Friday, June 17, 2011

Greek Crisis Threatens World Economy - 17th June 2011

European leaders are discussing the economic and political turmoil in Greece amid fears that the country's crippling debt problems could spiral into a global crisis.

German Chancellor Angela Merkel and French President Nicolas Sarkozy are in Berlin discussing ways to ensure Greece can avert a sovereign debt default up to 340 billion euros (£298bn).

They have called for a quick deal on a second bailout for Greece worth 340 billion euros (£106bn) and insisted the European Union must go on aiding Greece.

But they gave no details about how private investors would contribute to the rescue plan - an issue that has split the eurozone and rattled financial markets.

Initial Greek market reaction was positive with bank shares rising by as much as 4% and the Athens stock market index up 2%.

But bond markets remain spooked by fears of a Greek default and most economists are sceptical that Greece can ever repay its debt mountain.

Meanwhile, European Council President Herman Van Rompuy is meeting Ireland's prime minister to discuss how to contain the "risk of contagion" from the Greek crisis.

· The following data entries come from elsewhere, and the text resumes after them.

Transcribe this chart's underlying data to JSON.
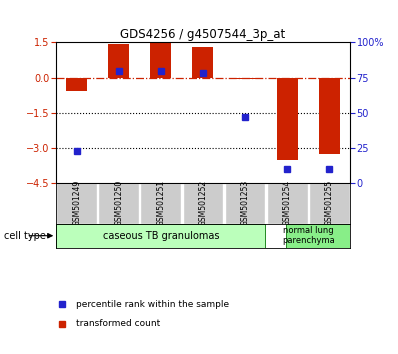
{
  "title": "GDS4256 / g4507544_3p_at",
  "samples": [
    "GSM501249",
    "GSM501250",
    "GSM501251",
    "GSM501252",
    "GSM501253",
    "GSM501254",
    "GSM501255"
  ],
  "transformed_count": [
    -0.55,
    1.45,
    1.5,
    1.3,
    -0.05,
    -3.5,
    -3.25
  ],
  "percentile_rank": [
    23,
    80,
    80,
    78,
    47,
    10,
    10
  ],
  "group1_label": "caseous TB granulomas",
  "group2_label": "normal lung\nparenchyma",
  "cell_type_label": "cell type",
  "legend1_label": "transformed count",
  "legend2_label": "percentile rank within the sample",
  "bar_color": "#cc2200",
  "dot_color": "#2222cc",
  "ylim_left": [
    -4.5,
    1.5
  ],
  "ylim_right": [
    0,
    100
  ],
  "yticks_left": [
    1.5,
    0,
    -1.5,
    -3,
    -4.5
  ],
  "yticks_right": [
    100,
    75,
    50,
    25,
    0
  ],
  "dotted_lines": [
    -1.5,
    -3
  ],
  "background_color": "#ffffff",
  "group1_color": "#bbffbb",
  "group2_color": "#88ee88",
  "sample_bg": "#cccccc",
  "bar_width": 0.5,
  "group1_count": 5,
  "group2_count": 2
}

Greece's Prime Minister George Papandreou is trying to push through an EU/IMF-backed five-year austerity package despite popular discontent, which has led to violent protests.

The bill must be passed by parliament this month if Greece is to continue receiving funds from its $157bn international bailout.

Athens needs its fellow eurozone members to stump up more cash to cover its financing, but there is little political and economic appeaLinkl among some European countries.